The wide range of examples collected here, stretching from experimental poetry in post-war Germany, political commitment in twentieth-century French theatre, and countercultural Rumanian theatre under Ceaușescu, to Neo-Victorian fiction, Verbatim theatre in the UK, and political theatre for the masses in Estonia, vouchsafe unique insights into the intersection of aesthetics and ideology and the practical consequences thereof. As such, the volume opens up a space for a meaningful engagement with authentic forms of art from inside and outside the Anglosphere, and, ultimately, uses these examples as a platform from which to imagine some form of “aesthethics”, representing an ideal union of aesthetics and ideology. This concept, first coined by the French philosopher Philippe Lacoue-Labarthe, will prove to be relevant both within the parameters of the examples discussed here, but also beyond, for the contributors to this volume are unanimous in refusing to believe that aesthetics and ideology can exist one without the other, and in recognizing the centrality of ethics in any discussion of these notions.

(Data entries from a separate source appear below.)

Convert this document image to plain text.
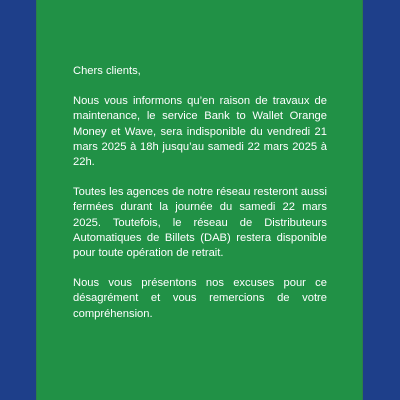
Chers clients,

Nous vous informons qu’en raison de travaux de maintenance, le service Bank to Wallet Orange Money et Wave, sera indisponible du vendredi 21 mars 2025 à 18h jusqu’au samedi 22 mars 2025 à 22h.

Toutes les agences de notre réseau resteront aussi fermées durant la journée du samedi 22 mars 2025. Toutefois, le réseau de Distributeurs Automatiques de Billets (DAB) restera disponible pour toute opération de retrait.

Nous vous présentons nos excuses pour ce désagrément et vous remercions de votre compréhension.
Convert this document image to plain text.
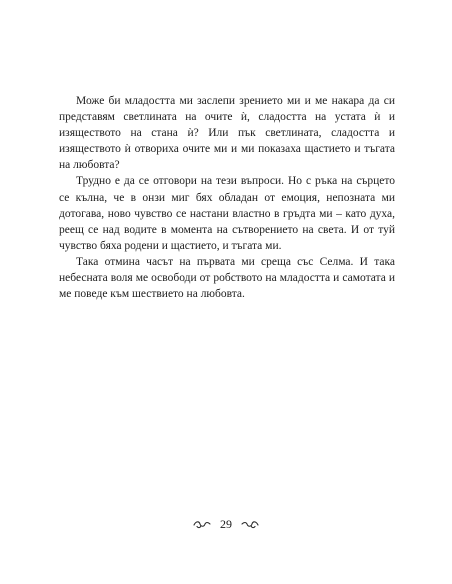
Може би младостта ми заслепи зрението ми и ме накара да си представям светлината на очите ѝ, сладостта на устата ѝ и изяществото на стана ѝ? Или пък светлината, сладостта и изяществото ѝ отвориха очите ми и ми показаха щастието и тъгата на любовта?

Трудно е да се отговори на тези въпроси. Но с ръка на сърцето се кълна, че в онзи миг бях обладан от емоция, непозната ми дотогава, ново чувство се настани властно в гръдта ми – като духа, реещ се над водите в момента на сътворението на света. И от туй чувство бяха родени и щастието, и тъгата ми.

Така отмина часът на първата ми среща със Селма. И така небесната воля ме освободи от робството на младостта и самотата и ме поведе към шествието на любовта.

29
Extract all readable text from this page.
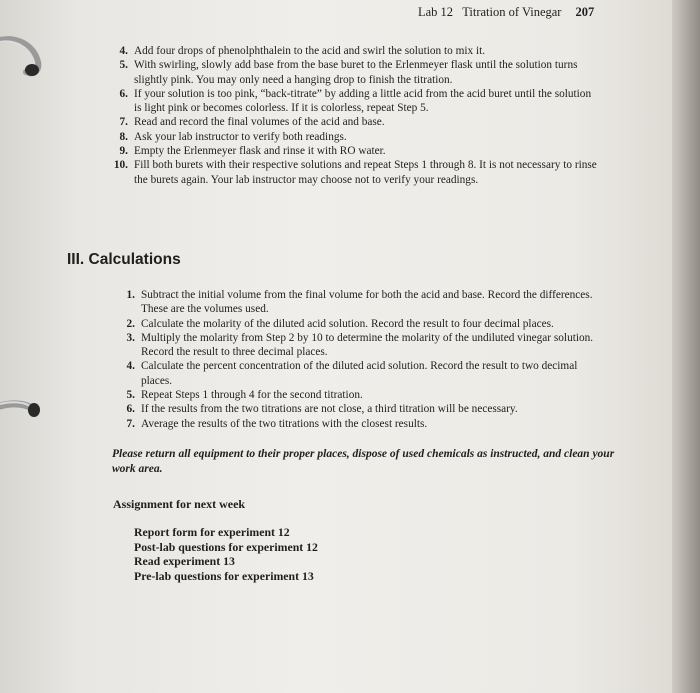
Lab 12   Titration of Vinegar 207
4. Add four drops of phenolphthalein to the acid and swirl the solution to mix it.
5. With swirling, slowly add base from the base buret to the Erlenmeyer flask until the solution turns slightly pink. You may only need a hanging drop to finish the titration.
6. If your solution is too pink, “back-titrate” by adding a little acid from the acid buret until the solution is light pink or becomes colorless. If it is colorless, repeat Step 5.
7. Read and record the final volumes of the acid and base.
8. Ask your lab instructor to verify both readings.
9. Empty the Erlenmeyer flask and rinse it with RO water.
10. Fill both burets with their respective solutions and repeat Steps 1 through 8. It is not necessary to rinse the burets again. Your lab instructor may choose not to verify your readings.
III. Calculations
1. Subtract the initial volume from the final volume for both the acid and base. Record the differences. These are the volumes used.
2. Calculate the molarity of the diluted acid solution. Record the result to four decimal places.
3. Multiply the molarity from Step 2 by 10 to determine the molarity of the undiluted vinegar solution. Record the result to three decimal places.
4. Calculate the percent concentration of the diluted acid solution. Record the result to two decimal places.
5. Repeat Steps 1 through 4 for the second titration.
6. If the results from the two titrations are not close, a third titration will be necessary.
7. Average the results of the two titrations with the closest results.
Please return all equipment to their proper places, dispose of used chemicals as instructed, and clean your work area.
Assignment for next week
Report form for experiment 12
Post-lab questions for experiment 12
Read experiment 13
Pre-lab questions for experiment 13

René Agostini is Professor of Literature at the University of Avignon. He has published various texts, philosophical essays, translations and collections of poems, and contributed to several volumes on Ireland, drama and theatre, poetry, and creative writing. He is now concentrating on philosophy and aesthetics, on Megalithic civilizations and their stone-carved symbols, on the Celtic world, the Druidic religion, and Shamanism. He was recently invited to Sierra Nevada College to lecture on “Megalithic Symbols” and “The Translation of Poetry”. He is also a musician (percussionist) and performs mainly in duets and trios, playing music composed collectively around his own poems.